The Vagabond Clown de Edward Marston

The Vagabond Clown

Le jeudi 2 août 2007 par Sheherazade

Tout se déroulait pourtant si bien en cet été-là : la troupe des Westfield’s Men connaissait un succès grandissant, le temps était magnifique, le public d’excellente humeur se bousculait dans la cour de l’auberge « The Queen’s Head » et riait de bon cœur aux réparties des comédiens.

Soudain en l’espace de quelques minutes, ce fut le chaos et tout s’effondra ; pendant une gigue particul ièrement drôle de Barnaby Gill, le comédien-clown de la compagnie, deux jeunes gens en état d’ébriété sautent sur la scène, se mettent à gesticuler, singer les acteurs et finalement transformer la représentation en un épouvantable pugilat, envoyant Gill dans le décor et dausant d’énormes dommages tant au matériel de la troupe qu’à celui de l’auberge. Tout cela sous les regards horrifiés de leur mécène, Lord Westfield, et ses amis.

Lorsque la bagarre s’arrête enfin, il n’y a pas que des dégâts matériels, Barnaby Gill a la jambe cassée et parmi les relations de Lord Westfield, un jeune homme est retrouvé poignardé dans le dos.
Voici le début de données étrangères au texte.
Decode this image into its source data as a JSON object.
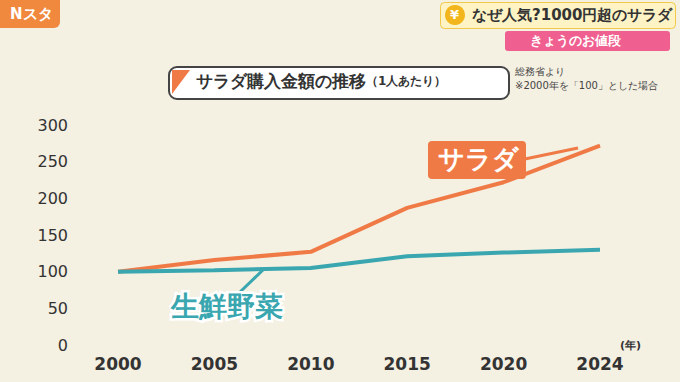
{
  "header": {
    "logo": "Nスタ",
    "icon": "¥",
    "headline": "なぜ人気?1000円超のサラダ",
    "tag": "きょうのお値段"
  },
  "chart_data": {
    "type": "line",
    "title": "サラダ購入金額の推移",
    "subtitle": "（1人あたり）",
    "annotations": [
      "総務省より",
      "※2000年を「100」とした場合"
    ],
    "xlabel": "(年)",
    "categories": [
      "2000",
      "2005",
      "2010",
      "2015",
      "2020",
      "2024"
    ],
    "series": [
      {
        "name": "サラダ",
        "color": "#f07a46",
        "values": [
          100,
          116,
          127,
          187,
          222,
          272
        ]
      },
      {
        "name": "生鮮野菜",
        "color": "#3aa7b0",
        "values": [
          100,
          102,
          105,
          121,
          126,
          130
        ]
      }
    ],
    "ylim": [
      0,
      300
    ],
    "yticks": [
      0,
      50,
      100,
      150,
      200,
      250,
      300
    ],
    "grid": false
  }
}
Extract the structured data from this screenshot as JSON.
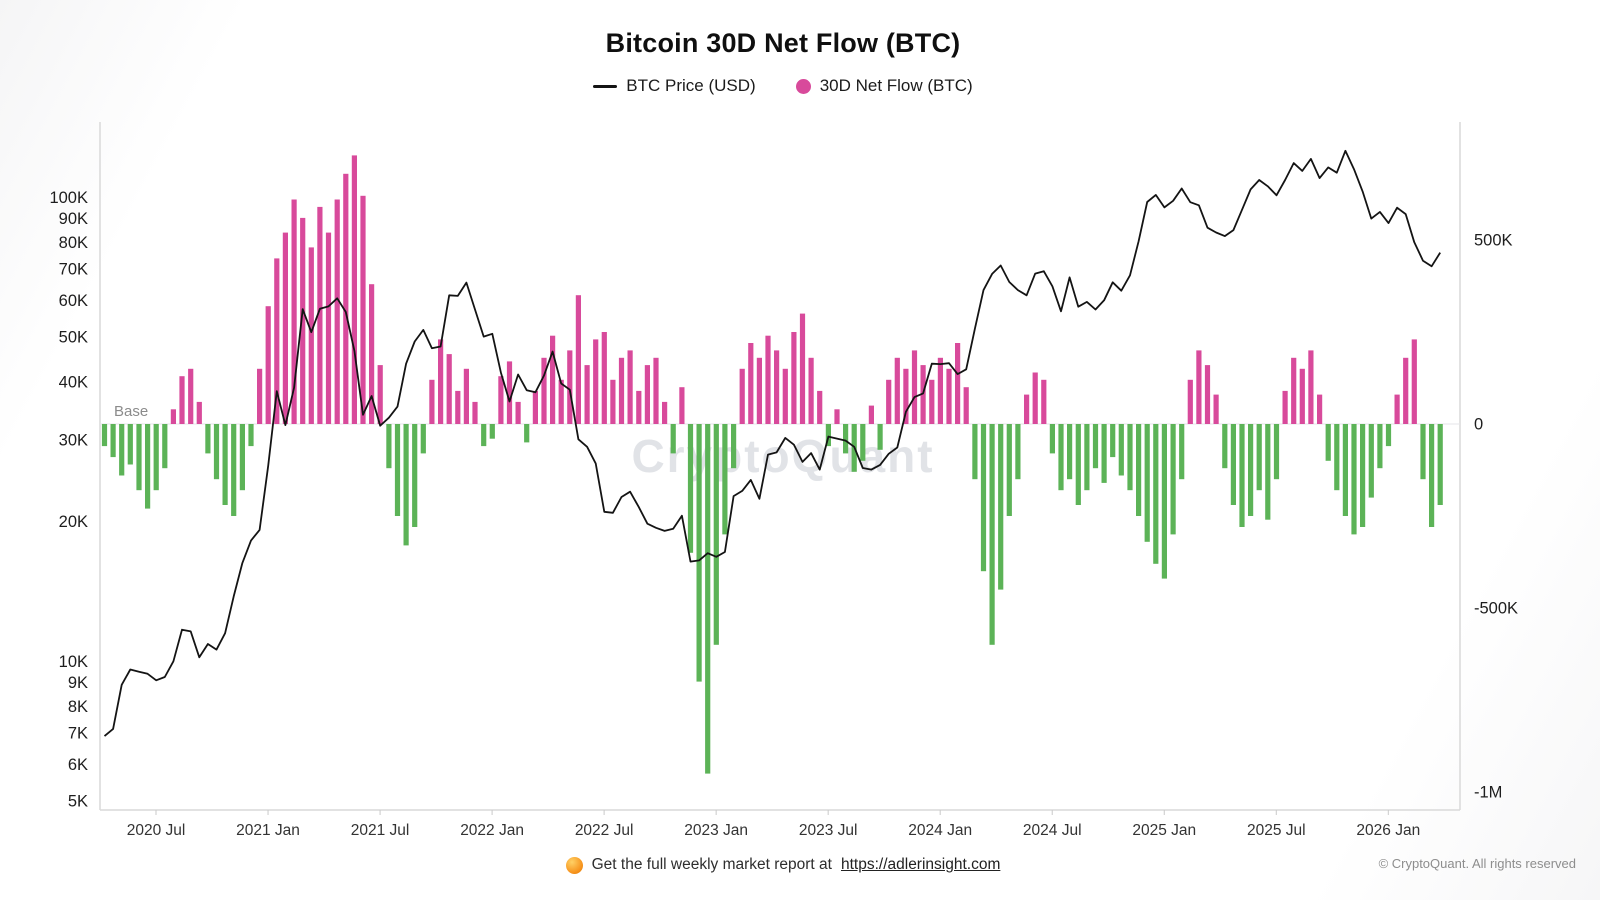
{
  "page": {
    "title": "Bitcoin 30D Net Flow (BTC)",
    "watermark": "CryptoQuant",
    "footer": {
      "report_text": "Get the full weekly market report at",
      "report_link": "https://adlerinsight.com",
      "copyright": "© CryptoQuant. All rights reserved"
    }
  },
  "chart_data": {
    "type": "mixed",
    "title": "Bitcoin 30D Net Flow (BTC)",
    "x_start": 2020.27,
    "x_step": 0.038462,
    "x_ticks": [
      2020.5,
      2021.0,
      2021.5,
      2022.0,
      2022.5,
      2023.0,
      2023.5,
      2024.0,
      2024.5,
      2025.0,
      2025.5,
      2026.0
    ],
    "x_tick_labels": [
      "2020 Jul",
      "2021 Jan",
      "2021 Jul",
      "2022 Jan",
      "2022 Jul",
      "2023 Jan",
      "2023 Jul",
      "2024 Jan",
      "2024 Jul",
      "2025 Jan",
      "2025 Jul",
      "2026 Jan"
    ],
    "base_label": "Base",
    "left_axis": {
      "scale": "log",
      "range": [
        5000,
        130000
      ],
      "ticks": [
        100000,
        90000,
        80000,
        70000,
        60000,
        50000,
        40000,
        30000,
        20000,
        10000,
        9000,
        8000,
        7000,
        6000,
        5000
      ],
      "tick_labels": [
        "100K",
        "90K",
        "80K",
        "70K",
        "60K",
        "50K",
        "40K",
        "30K",
        "20K",
        "10K",
        "9K",
        "8K",
        "7K",
        "6K",
        "5K"
      ]
    },
    "right_axis": {
      "scale": "linear",
      "range": [
        -1050000,
        750000
      ],
      "ticks": [
        500000,
        0,
        -500000,
        -1000000
      ],
      "tick_labels": [
        "500K",
        "0",
        "-500K",
        "-1M"
      ]
    },
    "legend": [
      {
        "label": "BTC Price (USD)",
        "swatch": "line",
        "color": "#141414"
      },
      {
        "label": "30D Net Flow (BTC)",
        "swatch": "dot",
        "color": "#d84a9b"
      }
    ],
    "series": [
      {
        "name": "BTC Price (USD)",
        "type": "line",
        "axis": "left",
        "color": "#141414",
        "values": [
          6900,
          7150,
          8900,
          9600,
          9500,
          9400,
          9100,
          9250,
          10000,
          11700,
          11600,
          10200,
          10900,
          10600,
          11500,
          13800,
          16300,
          18200,
          19200,
          26400,
          38200,
          32300,
          38900,
          57400,
          51200,
          57500,
          58200,
          60600,
          56600,
          46700,
          34000,
          37300,
          32200,
          33500,
          35400,
          43800,
          48900,
          51800,
          47300,
          47700,
          61500,
          61300,
          65500,
          57300,
          50100,
          50800,
          41900,
          36300,
          41500,
          38400,
          38000,
          41300,
          46500,
          39700,
          38500,
          30100,
          29000,
          26700,
          21000,
          20900,
          22600,
          23200,
          21500,
          19800,
          19400,
          19100,
          19300,
          20600,
          16400,
          16500,
          17100,
          16800,
          17200,
          22700,
          23300,
          24600,
          22400,
          27900,
          28200,
          30300,
          29300,
          26900,
          28100,
          25900,
          30500,
          30200,
          29900,
          29000,
          26100,
          25900,
          26500,
          28000,
          28900,
          34500,
          37100,
          37800,
          43800,
          43700,
          43900,
          41600,
          42600,
          52100,
          63100,
          68400,
          71300,
          65700,
          63100,
          61500,
          68500,
          69300,
          64300,
          56800,
          67200,
          58100,
          59500,
          57300,
          60000,
          65600,
          62900,
          67900,
          80400,
          97700,
          101200,
          95100,
          98300,
          104500,
          97600,
          96100,
          86000,
          84000,
          82500,
          85000,
          94000,
          104000,
          109000,
          105600,
          101000,
          109000,
          118500,
          114000,
          121000,
          110000,
          116000,
          113000,
          126000,
          115000,
          103000,
          90000,
          93000,
          88000,
          95000,
          92000,
          80000,
          73000,
          71000,
          76000
        ]
      },
      {
        "name": "30D Net Flow (BTC)",
        "type": "bar",
        "axis": "right",
        "positive_color": "#d84a9b",
        "negative_color": "#5cb357",
        "values": [
          -60000,
          -90000,
          -140000,
          -110000,
          -180000,
          -230000,
          -180000,
          -120000,
          40000,
          130000,
          150000,
          60000,
          -80000,
          -150000,
          -220000,
          -250000,
          -180000,
          -60000,
          150000,
          320000,
          450000,
          520000,
          610000,
          560000,
          480000,
          590000,
          520000,
          610000,
          680000,
          730000,
          620000,
          380000,
          160000,
          -120000,
          -250000,
          -330000,
          -280000,
          -80000,
          120000,
          230000,
          190000,
          90000,
          150000,
          60000,
          -60000,
          -40000,
          130000,
          170000,
          60000,
          -50000,
          90000,
          180000,
          240000,
          120000,
          200000,
          350000,
          160000,
          230000,
          250000,
          120000,
          180000,
          200000,
          90000,
          160000,
          180000,
          60000,
          -80000,
          100000,
          -350000,
          -700000,
          -950000,
          -600000,
          -300000,
          -120000,
          150000,
          220000,
          180000,
          240000,
          200000,
          150000,
          250000,
          300000,
          180000,
          90000,
          -60000,
          40000,
          -80000,
          -130000,
          -100000,
          50000,
          -70000,
          120000,
          180000,
          150000,
          200000,
          160000,
          120000,
          180000,
          150000,
          220000,
          100000,
          -150000,
          -400000,
          -600000,
          -450000,
          -250000,
          -150000,
          80000,
          140000,
          120000,
          -80000,
          -180000,
          -150000,
          -220000,
          -180000,
          -120000,
          -160000,
          -90000,
          -140000,
          -180000,
          -250000,
          -320000,
          -380000,
          -420000,
          -300000,
          -150000,
          120000,
          200000,
          160000,
          80000,
          -120000,
          -220000,
          -280000,
          -250000,
          -180000,
          -260000,
          -150000,
          90000,
          180000,
          150000,
          200000,
          80000,
          -100000,
          -180000,
          -250000,
          -300000,
          -280000,
          -200000,
          -120000,
          -60000,
          80000,
          180000,
          230000,
          -150000,
          -280000,
          -220000
        ]
      }
    ]
  }
}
Cette fois, Nicholas Bracewell, l’habile et diplomate régisseur, ne peut tout arranger : le propriétaire de l’auberge les expulse séance tenante, Gill ne pourra se produire avant longtemps sur une scènne et leur mécène (un homme assez superficiel) est si choqué qu’il se retire dans son domaine. Il accepte toutefois, avec une certaine réticence, de retrouver « sa » troupe à Douvres.

La compagnie des Westfield’s Men n’a donc pas d’autre choix que de partir en tournée dans le Kent plus tôt que prévu. Pour le régisseur, astucieux détective-amateur, il ne fait aucun doute que la bagarre était une manœuvre de diversion destinée à camoufler le crime haineux qui a été commis. Mais avant de résoudre cette énigme, il y a plus urgent. Il faut trouver un remplaçant temporaire à Barnaby Gill immobilisé. Le choix se porte sur Gideon Musset, un clown aussi talentueux que Gill. Hélas les deux hommes se détestent cordialement, justement à cause de cette concurrence de talents.

Avoir Musset au sein de la compagnie théâtrale n’est pas non plus une mince affaire, car l’homme est totalement imprévisible, buveur, coureur de jupons invétéré et provocateur ; les bagarres le suivent comme son ombre, ce qui porterait préjudice à la compagnie si l’homme refuse de se contrôler.

Toutefois, ses performances de comédien plaident en sa faveur et sauvent la troupe, au grand déplaisir de Barnaby Gill qui malgré sa jambe cassée a décidé de partir avec ses compagnons, sans réellement se préoccuper des problèmes que cela pose.

La route de nos amis au cœur de la jolie campagne du Kent sera semée d’embûches ; Gideon Musset y perdra la vie, ce qui une fois de plus provoquera d’énormes problèmes. Les Westfield’s Men sont complètement découragés et même Nick Bracewell se demande comment les tirer de tous ces mauvais pas.

Tous leurs ennuis seraient-ils l’œuvre de la compagnie des Conway’s Men, une troupe théâtrale médiocre, dont le directeur est avare et déteste les Westfield’s Men ; mais même la pire des jalousies professionnelle peut-elle s’exprimer jusqu’au crime ?

Nicholas n’y croit pas réellement, pour lui le problème se situe bien au-delà de la seule compétition théâtrale, bien au-delà des querelles entre comédiens.

Des retrouvailles avec des vieux amis mettent un bref instant du baume sur les cœurs, jusqu’à que ce soit le directeur-comédien vedette, Lawrence Firethorn qui soit enlevé ! Bracewell part à sa recherche avec un autre membre de la troupe, mais sauveront-ils leur ami ? Rien n’est moins sûr.

Une fois encore les aventures tragi-comiques de la troupe de théâtre des Westfiel’s Men, vivant à l’époque d’Elizabeth Ière d’Angleterre, m’ont passionnée. Tout comme les comédiens de la compagnie tiennent leur public en haleine sur les planches, la plume d’Edward Marston tient le lecteur en haleine.

« The Vagabond Clown » ne contient pas un seul temps mort dans cette aventure plus dramatique qu’à l’accoutumée, sur fond de querelles religieuses. Les rebondissements se succèdent à un rythme très soutenu jusqu’au dénouement.

Tout cela dans une écriture superbe qui m’a fait agréablement oublier la pauvreté de style d’un livre précédent.